Долго простоял я неподвижно, глядя на мутную синеву этих привольных лугов. Донец был в разливе, вся долина была затоплена водою. Стальные полосы реки там и сям сверкали в чащах коричневых тростников и залитых половодьем прибрежных лесов, а к югу разливались все шире, совсем уже смутные у подножия далеких меловых гор. И горы белели смутно-смутно, и чайки кричали так слабо и странно, и вся меланхолия этого пейзажа так гармонировала со всем тем, что, казалось, еще незримо веет здесь из глубины веков.

Я обгонял идущий на богомолье народ — женщин, подростков, дряхлых калек с выцветшими от времени и степных ветров глазами, и все думал о старине, о той чудной власти, которая дана прошлому. Откуда она и что она значит? Не в ней ли заключается одна из величайших тайн жизни? И почему она управляет человеком с такой дивной силой? В чувстве религиозном наше, часто не сознаваемое, преклонение перед прошлым, наше таинственное родство с мыслями и делами всех отживших играет великую роль…

Между тем монастырь все еще не показывался. Небо потускнело, ветер начал пылить по дороге, и в степи стало скучно. Донец скрылся за холмами… Я попросил проезжего хлопца подвезти меня, и он посадил меня в свою тележку на двух колесах. Мы разговорились, и я не заметил, как мы въехали в лес и стали спускаться под гору. [99]

Все круче, отвеснее становилась горная дорога, каменистая, узкая, живописная. Мы спускались все ниже и ниже в долину, а столетние красноватые стволы мачтовых сосен, гордо выделяясь среди разнообразной лесной заросли, мощно вцепившись корнями в каменистые берега дороги, плавно подымались все выше и выше, возносились зелеными кронами к голубому небу. Небо над нами казалось еще глубже и невиннее, и чистая, как это небо, радость наполняла душу. А внизу, сквозь зеленую чащу леса, между соснами, вдруг проглянула глубокая и, как показалось, тесная долина, золотые кресты, купола и белые стены домов у подошвы лесистой горы — все скученное, картинно-сокращенное отдалением, — и светлая полоса узкого Донца, и густая синева воздуха над сплошными луговыми лесами за рекою…

II.

Сквозь сон я долго слышал, как казалось, над самой головою, странный перезвон колоколов. Я заснул на каких-то бревнах около пристани парома, и тело сразу оцепенело от переутомления; но я чувствовал себя среди несметной толпы народа, говор которого гулом стоял над рекою; чувствовал, что прозяб от весенней речной свежести, и никак не мог очнуться.
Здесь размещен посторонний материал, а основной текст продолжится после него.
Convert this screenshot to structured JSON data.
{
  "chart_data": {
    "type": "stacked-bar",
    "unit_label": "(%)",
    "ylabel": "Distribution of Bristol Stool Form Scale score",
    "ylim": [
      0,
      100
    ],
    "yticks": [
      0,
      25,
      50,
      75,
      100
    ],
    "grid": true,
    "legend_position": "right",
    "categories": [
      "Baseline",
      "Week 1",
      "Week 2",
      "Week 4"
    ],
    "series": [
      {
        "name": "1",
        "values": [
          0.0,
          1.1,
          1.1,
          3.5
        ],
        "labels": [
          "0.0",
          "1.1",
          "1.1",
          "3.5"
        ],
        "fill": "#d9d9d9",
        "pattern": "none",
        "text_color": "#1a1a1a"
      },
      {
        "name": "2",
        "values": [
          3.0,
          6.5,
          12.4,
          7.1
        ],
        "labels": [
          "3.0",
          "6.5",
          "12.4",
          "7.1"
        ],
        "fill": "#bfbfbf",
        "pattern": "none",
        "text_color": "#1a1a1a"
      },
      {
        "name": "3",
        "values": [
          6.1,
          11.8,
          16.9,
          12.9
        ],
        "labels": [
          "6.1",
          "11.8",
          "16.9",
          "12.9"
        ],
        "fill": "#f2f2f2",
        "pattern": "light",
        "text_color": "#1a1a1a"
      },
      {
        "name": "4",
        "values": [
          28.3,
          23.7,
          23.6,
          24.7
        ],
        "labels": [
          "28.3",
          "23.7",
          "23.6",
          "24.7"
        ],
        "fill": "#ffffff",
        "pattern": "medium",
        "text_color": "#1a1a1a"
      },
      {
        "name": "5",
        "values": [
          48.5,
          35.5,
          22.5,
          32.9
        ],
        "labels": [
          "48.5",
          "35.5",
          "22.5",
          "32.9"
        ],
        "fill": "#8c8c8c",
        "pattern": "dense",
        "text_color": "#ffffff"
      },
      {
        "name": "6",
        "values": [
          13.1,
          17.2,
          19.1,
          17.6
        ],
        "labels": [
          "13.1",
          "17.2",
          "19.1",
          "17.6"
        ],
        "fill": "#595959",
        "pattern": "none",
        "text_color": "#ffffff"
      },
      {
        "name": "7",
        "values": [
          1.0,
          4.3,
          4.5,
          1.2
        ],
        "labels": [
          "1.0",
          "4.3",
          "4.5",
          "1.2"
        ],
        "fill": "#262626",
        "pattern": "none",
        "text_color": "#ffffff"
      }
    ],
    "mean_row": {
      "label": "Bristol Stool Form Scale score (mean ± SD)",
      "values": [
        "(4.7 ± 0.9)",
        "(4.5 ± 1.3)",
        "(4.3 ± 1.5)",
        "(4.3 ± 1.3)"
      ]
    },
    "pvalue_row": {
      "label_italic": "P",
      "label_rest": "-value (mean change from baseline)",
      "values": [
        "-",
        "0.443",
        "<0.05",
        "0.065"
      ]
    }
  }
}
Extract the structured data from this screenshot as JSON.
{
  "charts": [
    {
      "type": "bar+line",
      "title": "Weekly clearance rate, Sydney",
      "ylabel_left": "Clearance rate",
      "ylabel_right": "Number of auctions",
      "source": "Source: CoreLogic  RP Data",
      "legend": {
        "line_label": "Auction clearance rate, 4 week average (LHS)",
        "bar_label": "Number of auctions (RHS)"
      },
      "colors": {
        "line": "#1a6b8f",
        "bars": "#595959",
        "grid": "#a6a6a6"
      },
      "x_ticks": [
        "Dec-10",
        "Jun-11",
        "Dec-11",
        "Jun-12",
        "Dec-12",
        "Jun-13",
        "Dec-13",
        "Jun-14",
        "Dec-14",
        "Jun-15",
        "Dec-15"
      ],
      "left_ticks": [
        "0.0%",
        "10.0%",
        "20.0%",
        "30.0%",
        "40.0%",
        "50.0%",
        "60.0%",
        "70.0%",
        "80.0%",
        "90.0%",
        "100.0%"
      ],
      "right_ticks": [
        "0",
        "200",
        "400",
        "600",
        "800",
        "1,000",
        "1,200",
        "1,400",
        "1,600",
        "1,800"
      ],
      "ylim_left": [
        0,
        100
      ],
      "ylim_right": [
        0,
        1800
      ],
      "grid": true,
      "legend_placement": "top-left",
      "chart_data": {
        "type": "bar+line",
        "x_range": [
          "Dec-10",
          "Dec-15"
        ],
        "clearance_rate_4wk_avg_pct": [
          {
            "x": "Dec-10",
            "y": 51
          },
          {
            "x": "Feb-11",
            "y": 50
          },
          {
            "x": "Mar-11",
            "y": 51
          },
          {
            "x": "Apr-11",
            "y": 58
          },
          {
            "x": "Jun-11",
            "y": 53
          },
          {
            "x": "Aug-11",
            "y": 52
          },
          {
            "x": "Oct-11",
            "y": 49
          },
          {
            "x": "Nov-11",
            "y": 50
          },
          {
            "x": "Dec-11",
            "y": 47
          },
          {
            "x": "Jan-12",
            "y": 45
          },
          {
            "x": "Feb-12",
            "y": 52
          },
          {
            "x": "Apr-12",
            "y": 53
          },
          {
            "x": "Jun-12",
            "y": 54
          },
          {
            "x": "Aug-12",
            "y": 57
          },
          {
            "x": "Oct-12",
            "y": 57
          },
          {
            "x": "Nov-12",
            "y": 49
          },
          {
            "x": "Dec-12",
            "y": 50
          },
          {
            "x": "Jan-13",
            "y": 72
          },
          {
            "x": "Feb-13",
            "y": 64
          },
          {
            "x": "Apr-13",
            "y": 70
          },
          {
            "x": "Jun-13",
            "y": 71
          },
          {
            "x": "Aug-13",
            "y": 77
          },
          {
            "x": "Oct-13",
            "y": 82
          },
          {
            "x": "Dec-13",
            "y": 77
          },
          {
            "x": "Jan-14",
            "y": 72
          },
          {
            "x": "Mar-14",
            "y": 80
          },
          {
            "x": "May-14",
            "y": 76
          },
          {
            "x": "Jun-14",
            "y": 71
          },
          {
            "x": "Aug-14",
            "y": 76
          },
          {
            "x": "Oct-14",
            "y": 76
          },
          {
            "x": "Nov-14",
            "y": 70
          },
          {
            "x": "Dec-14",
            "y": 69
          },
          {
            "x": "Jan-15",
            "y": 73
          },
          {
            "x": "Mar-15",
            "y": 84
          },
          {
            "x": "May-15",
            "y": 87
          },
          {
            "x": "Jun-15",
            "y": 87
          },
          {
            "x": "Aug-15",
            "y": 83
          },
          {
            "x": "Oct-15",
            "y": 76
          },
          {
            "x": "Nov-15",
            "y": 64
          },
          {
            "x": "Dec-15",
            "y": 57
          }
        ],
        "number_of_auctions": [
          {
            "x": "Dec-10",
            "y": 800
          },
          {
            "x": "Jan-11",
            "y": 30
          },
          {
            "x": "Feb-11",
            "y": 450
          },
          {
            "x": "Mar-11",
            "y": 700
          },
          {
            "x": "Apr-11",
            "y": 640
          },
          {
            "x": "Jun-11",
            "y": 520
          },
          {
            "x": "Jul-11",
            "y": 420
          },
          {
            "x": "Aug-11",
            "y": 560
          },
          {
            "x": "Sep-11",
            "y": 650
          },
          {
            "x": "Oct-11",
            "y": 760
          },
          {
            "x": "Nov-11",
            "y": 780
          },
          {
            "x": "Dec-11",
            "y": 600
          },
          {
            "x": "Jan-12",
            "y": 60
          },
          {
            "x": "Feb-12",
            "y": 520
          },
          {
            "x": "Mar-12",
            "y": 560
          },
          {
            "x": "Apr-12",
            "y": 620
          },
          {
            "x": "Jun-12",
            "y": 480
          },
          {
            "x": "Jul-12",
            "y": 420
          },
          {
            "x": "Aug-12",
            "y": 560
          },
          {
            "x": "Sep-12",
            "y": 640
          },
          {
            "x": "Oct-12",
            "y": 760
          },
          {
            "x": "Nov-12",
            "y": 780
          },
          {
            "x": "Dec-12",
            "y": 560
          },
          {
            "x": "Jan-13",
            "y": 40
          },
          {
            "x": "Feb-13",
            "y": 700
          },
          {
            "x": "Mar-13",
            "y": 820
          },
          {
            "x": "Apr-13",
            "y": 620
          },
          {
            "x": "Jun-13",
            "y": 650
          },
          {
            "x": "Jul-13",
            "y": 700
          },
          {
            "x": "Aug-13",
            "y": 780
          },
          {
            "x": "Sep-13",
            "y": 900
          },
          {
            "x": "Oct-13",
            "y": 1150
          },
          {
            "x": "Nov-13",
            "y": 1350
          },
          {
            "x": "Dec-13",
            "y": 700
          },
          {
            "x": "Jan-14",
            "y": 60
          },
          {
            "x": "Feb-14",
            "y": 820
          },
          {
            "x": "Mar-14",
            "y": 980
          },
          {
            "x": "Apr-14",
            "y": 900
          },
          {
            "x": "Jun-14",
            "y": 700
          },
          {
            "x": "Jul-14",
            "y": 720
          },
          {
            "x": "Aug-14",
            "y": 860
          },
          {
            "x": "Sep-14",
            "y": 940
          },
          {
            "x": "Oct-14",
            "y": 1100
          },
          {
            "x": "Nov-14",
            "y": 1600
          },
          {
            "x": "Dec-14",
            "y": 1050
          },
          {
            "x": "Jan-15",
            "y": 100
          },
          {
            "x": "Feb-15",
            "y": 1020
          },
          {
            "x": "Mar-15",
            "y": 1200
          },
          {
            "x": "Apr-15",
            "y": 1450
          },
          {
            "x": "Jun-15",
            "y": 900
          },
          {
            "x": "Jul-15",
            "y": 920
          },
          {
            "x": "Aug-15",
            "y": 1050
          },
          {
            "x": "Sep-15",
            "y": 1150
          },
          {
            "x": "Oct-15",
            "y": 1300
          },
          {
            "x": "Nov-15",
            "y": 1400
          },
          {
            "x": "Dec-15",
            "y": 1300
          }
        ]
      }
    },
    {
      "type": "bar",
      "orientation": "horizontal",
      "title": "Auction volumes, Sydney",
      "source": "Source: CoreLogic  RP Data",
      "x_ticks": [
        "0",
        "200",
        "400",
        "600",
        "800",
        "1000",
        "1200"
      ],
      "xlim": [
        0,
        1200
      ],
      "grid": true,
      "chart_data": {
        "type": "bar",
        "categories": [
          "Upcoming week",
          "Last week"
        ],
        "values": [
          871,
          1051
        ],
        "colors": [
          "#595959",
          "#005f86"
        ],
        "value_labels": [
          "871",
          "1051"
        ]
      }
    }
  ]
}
Новый монастырь, тот, что находится у подошвы горы, не так красив, как это кажется издали. Хозяйственные его постройки, особенно громадное здание гостиницы, походят на казармы. Везде было тесно от наехавшего народа. Пожилой монах, дремавший на крыльце гостиницы, на мой вопрос о помещении, только посмотрел на мою блузу и затянулся долгим ленивым зевком. Послушник, которого я встретил в воротах, так спешил куда-то, что я не успел остановить его. Он только оглянулся и зашагал еще шире и неуклюжее, махаясь и подаваясь вперед всем телом, отчего на плечах его болтались бледно-желтые волосы. Другой какими-то тайными путями — темным, узким коридором, где стоял тяжелый дух склепа, воска, ладана и угар от самоваров, провел меня в номер, уже занятый постояльцем.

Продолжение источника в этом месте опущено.